Muet depuis qu’il a dû renoncer à prendre le départ de la dernière Transat Jacques-Vabre sur Oman Sail suite à la mise en examen de son co-skipper Fahad Al-Hasni, Sidney Gavignet sort de son silence médiatique. Pour Tip & Shaft, il revient sur cette pénible histoire, évoque la fin de l’aventure avec Oman Sail (voir notre interview de David Graham) mais aussi ses nouveaux projets, avec dans le viseur la Route du Rhum et… un MBA !
Tu n’as plus communiqué depuis ton départ du Havre, peux-tu revenir sur le moment où tu as appris ce qu’il s’était passé au Havre ?

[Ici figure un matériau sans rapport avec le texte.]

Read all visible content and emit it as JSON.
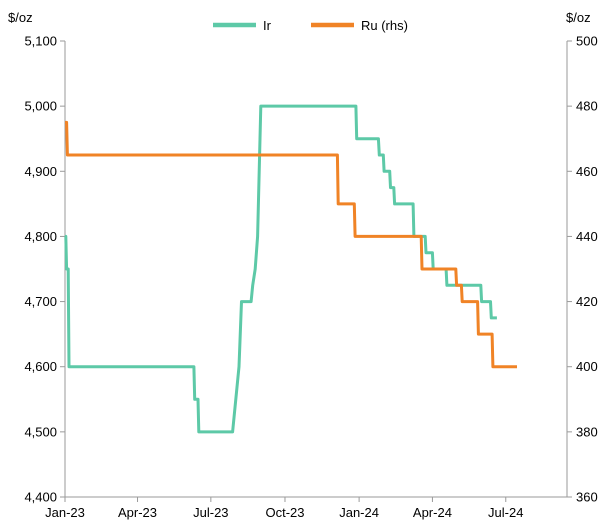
{
  "chart_data": {
    "type": "line",
    "left_unit": "$/oz",
    "right_unit": "$/oz",
    "left_axis": {
      "ylim": [
        4400,
        5100
      ],
      "ticks": [
        4400,
        4500,
        4600,
        4700,
        4800,
        4900,
        5000,
        5100
      ],
      "tick_labels": [
        "4,400",
        "4,500",
        "4,600",
        "4,700",
        "4,800",
        "4,900",
        "5,000",
        "5,100"
      ]
    },
    "right_axis": {
      "ylim": [
        360,
        500
      ],
      "ticks": [
        360,
        380,
        400,
        420,
        440,
        460,
        480,
        500
      ],
      "tick_labels": [
        "360",
        "380",
        "400",
        "420",
        "440",
        "460",
        "480",
        "500"
      ]
    },
    "x_axis": {
      "range": [
        "2023-01-01",
        "2024-09-15"
      ],
      "ticks": [
        "2023-01-01",
        "2023-04-01",
        "2023-07-01",
        "2023-10-01",
        "2024-01-01",
        "2024-04-01",
        "2024-07-01"
      ],
      "tick_labels": [
        "Jan-23",
        "Apr-23",
        "Jul-23",
        "Oct-23",
        "Jan-24",
        "Apr-24",
        "Jul-24"
      ]
    },
    "legend": {
      "position": "top-center"
    },
    "grid": false,
    "series": [
      {
        "name": "Ir",
        "axis": "left",
        "color": "#5dc9a7",
        "points": [
          [
            "2023-01-01",
            4800
          ],
          [
            "2023-01-02",
            4800
          ],
          [
            "2023-01-03",
            4750
          ],
          [
            "2023-01-05",
            4750
          ],
          [
            "2023-01-06",
            4600
          ],
          [
            "2023-06-10",
            4600
          ],
          [
            "2023-06-11",
            4550
          ],
          [
            "2023-06-15",
            4550
          ],
          [
            "2023-06-16",
            4500
          ],
          [
            "2023-07-28",
            4500
          ],
          [
            "2023-08-01",
            4550
          ],
          [
            "2023-08-05",
            4600
          ],
          [
            "2023-08-08",
            4700
          ],
          [
            "2023-08-20",
            4700
          ],
          [
            "2023-08-22",
            4725
          ],
          [
            "2023-08-25",
            4750
          ],
          [
            "2023-08-28",
            4800
          ],
          [
            "2023-09-01",
            5000
          ],
          [
            "2023-12-28",
            5000
          ],
          [
            "2023-12-29",
            4950
          ],
          [
            "2024-01-25",
            4950
          ],
          [
            "2024-01-26",
            4925
          ],
          [
            "2024-01-31",
            4925
          ],
          [
            "2024-02-01",
            4900
          ],
          [
            "2024-02-08",
            4900
          ],
          [
            "2024-02-09",
            4875
          ],
          [
            "2024-02-13",
            4875
          ],
          [
            "2024-02-14",
            4850
          ],
          [
            "2024-03-08",
            4850
          ],
          [
            "2024-03-09",
            4800
          ],
          [
            "2024-03-23",
            4800
          ],
          [
            "2024-03-24",
            4775
          ],
          [
            "2024-04-01",
            4775
          ],
          [
            "2024-04-02",
            4750
          ],
          [
            "2024-04-18",
            4750
          ],
          [
            "2024-04-19",
            4725
          ],
          [
            "2024-05-31",
            4725
          ],
          [
            "2024-06-01",
            4700
          ],
          [
            "2024-06-12",
            4700
          ],
          [
            "2024-06-13",
            4675
          ],
          [
            "2024-06-20",
            4675
          ]
        ]
      },
      {
        "name": "Ru (rhs)",
        "axis": "right",
        "color": "#f08326",
        "points": [
          [
            "2023-01-01",
            475
          ],
          [
            "2023-01-03",
            475
          ],
          [
            "2023-01-04",
            465
          ],
          [
            "2023-12-05",
            465
          ],
          [
            "2023-12-06",
            450
          ],
          [
            "2023-12-26",
            450
          ],
          [
            "2023-12-27",
            440
          ],
          [
            "2024-03-18",
            440
          ],
          [
            "2024-03-19",
            430
          ],
          [
            "2024-04-30",
            430
          ],
          [
            "2024-05-01",
            425
          ],
          [
            "2024-05-07",
            425
          ],
          [
            "2024-05-08",
            420
          ],
          [
            "2024-05-27",
            420
          ],
          [
            "2024-05-28",
            410
          ],
          [
            "2024-06-14",
            410
          ],
          [
            "2024-06-15",
            400
          ],
          [
            "2024-07-15",
            400
          ]
        ]
      }
    ]
  }
}
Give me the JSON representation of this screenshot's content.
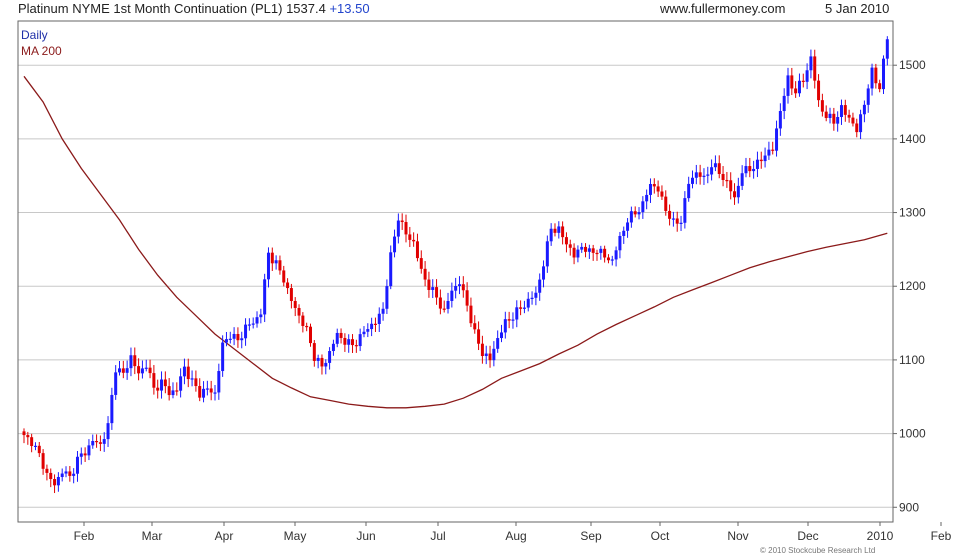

C’est arrivé l’avant-veille du départ – le soir de notre dîner médias, ça ne pouvait pas plus mal tomber. Sur le coup, j’ai bien compris qu’il se passait quelque chose, mais j’étais occupé avec les journalistes. Et puis le lendemain, j’ai appris qu’il avait été placé en garde à vue. Après, je n’ai pas appris grand-chose de plus, dans le sens où je ne sais toujours pas ce qui s’est réellement passé. Courant décembre, j’ai dû aller au Havre pour aller voir à la police, mais je n’ai pas grand-chose à apporter au moulin…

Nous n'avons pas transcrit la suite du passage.